The Jordanians have not hidden their intention to build a series of nuclear power plants, and they had previously announced that they would be receiving international bids on construction of the first power plant. The sole purpose of this is to provide Jordan with electricity, and to later sell energy to neighboring countries. As for the secret behind Jordan’s unexpected interest in nuclear energy – despite its high costs –Jordan recently discovered large quantities of uranium under its soil, discovering what in fact turned out to be the eleventh largest deposit of uranium in the world. As long as Jordan possesses uranium it is more deserving than others to take the route of nuclear energy. However, the US government decided to put pressure on Jordan to force it purchase enriched uranium from the international market. It is strange that the US would be suspicious of Jordan in the first place, especially after 40 years of peaceful relations, and the question here is; is it rational for the Jordanians to spend such a huge amount of money to build a nuclear bomb when they do not allow a car-bomb that costs $3,000 to cross the bridge towards Israel?

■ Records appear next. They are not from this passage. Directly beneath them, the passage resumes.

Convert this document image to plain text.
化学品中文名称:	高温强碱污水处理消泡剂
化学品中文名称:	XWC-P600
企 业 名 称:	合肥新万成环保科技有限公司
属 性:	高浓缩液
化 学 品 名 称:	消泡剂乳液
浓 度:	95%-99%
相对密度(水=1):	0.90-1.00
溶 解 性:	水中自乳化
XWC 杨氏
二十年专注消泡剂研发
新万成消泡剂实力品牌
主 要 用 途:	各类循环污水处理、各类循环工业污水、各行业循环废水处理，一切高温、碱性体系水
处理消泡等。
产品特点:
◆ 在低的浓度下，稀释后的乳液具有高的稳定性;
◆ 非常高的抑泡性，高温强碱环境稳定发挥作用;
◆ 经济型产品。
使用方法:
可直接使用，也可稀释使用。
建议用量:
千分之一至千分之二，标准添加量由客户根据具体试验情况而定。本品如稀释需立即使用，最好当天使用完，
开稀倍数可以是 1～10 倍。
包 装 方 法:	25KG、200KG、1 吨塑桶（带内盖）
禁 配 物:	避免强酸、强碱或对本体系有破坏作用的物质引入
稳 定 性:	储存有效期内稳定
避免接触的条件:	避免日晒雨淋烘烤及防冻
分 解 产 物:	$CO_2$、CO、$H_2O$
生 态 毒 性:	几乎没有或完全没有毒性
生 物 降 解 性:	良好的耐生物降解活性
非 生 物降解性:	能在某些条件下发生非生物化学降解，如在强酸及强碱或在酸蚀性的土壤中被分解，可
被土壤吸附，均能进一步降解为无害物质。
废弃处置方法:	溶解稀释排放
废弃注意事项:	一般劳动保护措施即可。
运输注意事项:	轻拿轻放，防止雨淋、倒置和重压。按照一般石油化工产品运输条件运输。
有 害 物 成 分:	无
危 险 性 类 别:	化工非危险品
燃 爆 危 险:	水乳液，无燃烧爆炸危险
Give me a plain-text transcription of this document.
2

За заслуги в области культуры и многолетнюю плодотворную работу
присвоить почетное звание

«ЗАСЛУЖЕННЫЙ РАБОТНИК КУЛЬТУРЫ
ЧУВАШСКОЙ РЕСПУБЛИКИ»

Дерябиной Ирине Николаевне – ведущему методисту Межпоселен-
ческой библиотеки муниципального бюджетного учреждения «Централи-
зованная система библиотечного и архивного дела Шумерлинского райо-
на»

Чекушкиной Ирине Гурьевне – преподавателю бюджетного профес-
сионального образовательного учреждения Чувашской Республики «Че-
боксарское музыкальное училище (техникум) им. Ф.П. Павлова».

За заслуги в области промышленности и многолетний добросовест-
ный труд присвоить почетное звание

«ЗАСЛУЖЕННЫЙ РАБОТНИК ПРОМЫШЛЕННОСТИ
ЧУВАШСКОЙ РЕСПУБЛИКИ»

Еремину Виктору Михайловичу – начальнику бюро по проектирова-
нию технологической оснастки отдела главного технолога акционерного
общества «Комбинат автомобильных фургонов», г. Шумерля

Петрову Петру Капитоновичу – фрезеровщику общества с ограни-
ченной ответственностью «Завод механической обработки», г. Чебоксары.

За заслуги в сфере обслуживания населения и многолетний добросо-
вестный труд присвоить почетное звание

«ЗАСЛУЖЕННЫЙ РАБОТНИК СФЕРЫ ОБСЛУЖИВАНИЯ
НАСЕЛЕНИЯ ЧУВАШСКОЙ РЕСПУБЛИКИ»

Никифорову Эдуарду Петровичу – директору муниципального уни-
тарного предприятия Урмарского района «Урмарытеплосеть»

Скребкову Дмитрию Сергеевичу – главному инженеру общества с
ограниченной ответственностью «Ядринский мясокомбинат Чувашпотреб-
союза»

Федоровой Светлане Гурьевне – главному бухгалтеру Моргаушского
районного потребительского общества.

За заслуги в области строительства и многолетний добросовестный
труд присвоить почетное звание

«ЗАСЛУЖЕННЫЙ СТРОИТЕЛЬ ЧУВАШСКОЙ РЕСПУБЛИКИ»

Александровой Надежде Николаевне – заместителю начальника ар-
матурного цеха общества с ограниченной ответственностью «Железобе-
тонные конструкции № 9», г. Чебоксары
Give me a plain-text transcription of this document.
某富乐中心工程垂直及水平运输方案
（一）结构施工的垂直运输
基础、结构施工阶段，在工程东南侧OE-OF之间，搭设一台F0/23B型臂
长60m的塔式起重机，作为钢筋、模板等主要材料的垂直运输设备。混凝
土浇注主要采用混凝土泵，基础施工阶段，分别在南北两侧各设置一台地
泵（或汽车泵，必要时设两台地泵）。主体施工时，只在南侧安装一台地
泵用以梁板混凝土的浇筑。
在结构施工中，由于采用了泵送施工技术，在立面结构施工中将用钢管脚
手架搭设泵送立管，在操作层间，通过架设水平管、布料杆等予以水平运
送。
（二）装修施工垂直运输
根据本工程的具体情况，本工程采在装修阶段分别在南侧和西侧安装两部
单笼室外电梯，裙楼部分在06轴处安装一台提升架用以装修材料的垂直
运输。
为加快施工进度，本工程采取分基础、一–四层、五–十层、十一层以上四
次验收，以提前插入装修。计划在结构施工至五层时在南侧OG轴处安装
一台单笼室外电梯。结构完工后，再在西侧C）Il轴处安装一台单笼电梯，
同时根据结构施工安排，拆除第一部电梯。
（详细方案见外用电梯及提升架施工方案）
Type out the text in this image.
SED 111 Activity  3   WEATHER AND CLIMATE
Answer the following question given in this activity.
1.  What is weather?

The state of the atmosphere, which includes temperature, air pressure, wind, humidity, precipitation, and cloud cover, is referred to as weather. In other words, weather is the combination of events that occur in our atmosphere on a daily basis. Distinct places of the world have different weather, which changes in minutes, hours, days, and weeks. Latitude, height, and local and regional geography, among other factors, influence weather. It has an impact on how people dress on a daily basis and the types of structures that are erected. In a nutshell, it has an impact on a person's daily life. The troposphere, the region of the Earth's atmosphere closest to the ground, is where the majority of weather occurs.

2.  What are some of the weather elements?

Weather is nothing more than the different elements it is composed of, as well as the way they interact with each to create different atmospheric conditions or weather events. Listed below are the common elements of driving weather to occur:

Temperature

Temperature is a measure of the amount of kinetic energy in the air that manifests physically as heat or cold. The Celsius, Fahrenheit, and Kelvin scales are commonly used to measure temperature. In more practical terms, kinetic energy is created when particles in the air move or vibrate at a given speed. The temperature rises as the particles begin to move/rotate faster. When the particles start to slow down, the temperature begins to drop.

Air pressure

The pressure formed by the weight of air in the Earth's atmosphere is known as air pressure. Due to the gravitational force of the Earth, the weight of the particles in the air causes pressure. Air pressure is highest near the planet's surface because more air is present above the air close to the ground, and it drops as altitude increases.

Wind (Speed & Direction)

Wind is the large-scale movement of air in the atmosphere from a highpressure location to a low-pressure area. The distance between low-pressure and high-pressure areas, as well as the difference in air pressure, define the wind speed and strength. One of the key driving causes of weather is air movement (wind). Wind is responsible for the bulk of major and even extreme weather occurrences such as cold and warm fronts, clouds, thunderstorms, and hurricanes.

Preventing Jordan from building nuclear plants – as Beilin himself said – would be equivalent to depriving the country of its rights which are guaranteed by international conventions, and this would also transform Jordan from a country that has always been supportive of peace to a country that feels as if it is like all the other rogue states. Jordan is not Iran or North Korea. Iran is being prevented from developing its nuclear program due to its extremely bad political record, and the Iranian government’s pretexts of developing nuclear energy is something that everybody knows is a cover to produce nuclear weapons. This is something that is supported by Tehran’s record of supporting chaos and terrorism, however despite this Iran has the right to use nuclear energy provided that it accepts complete oversight and gives up uranium enrichment.

These conditions and doubts have not been imposed upon a country such as Pakistan, despite the fact that it defied everybody to build its nuclear weapons; this is because the Pakistani regime’s peaceful political record has caused the rest of the world to tolerate it. The same should also apply to Jordan. If there is another country other than Iran that should be kept away from nuclear weapons, or even peaceful nuclear energy, due to its extremely bad record of resorting to force, its insistence of rejecting successive peace projects, and because it is the only country in the region that refuses to implement UN Security Council resolutions, then this is Israel. If Jordan is prevented from implementing its legitimate right of building a nuclear plant then the international community should offset the energy that the country needs for free. For Jordan does not possess any oil, or money, and cannot continue to be dependent upon the kindly assistance of Iraq and Saudi Arabia who provide the country with cheap oil. Oil remains the most expensive thing on the Jordanian government’s budget. However as long as Jordan sits upon a huge stockpile of uranium, it has the right not just to light the houses of its citizens with nuclear energy, but also to sell this nuclear energy to regional countries as an additional source of income to improve its economic situation. It is also not logical for the construction of nuclear power plants to be dependent – as it is in the case of Saudi Arabia and the UAE – upon the condition that enriched uranium is purchased from the domestic market, rather than uranium being enriched domestically. Jordan is in possession of its own stockpile of uranium, so why should it be forced to buy this from the international markets?

Yossi Beilin was right when he warned that imposing restrictions on Jordan, in order to appease Israel, will cause this peaceful country to change its political direction. We have already witnessed how Israel has succeeded in shattering moderate regimes. It put more pressure on the Palestinian Authority in Ramallah than it did its rival Hamas in Gaza, despite all the wailing that we hear. The US government must recognize the value of these moderate regimes and their supporters, and not follow the Israelis who want to destroy the region believing that this will grant them a larger international role.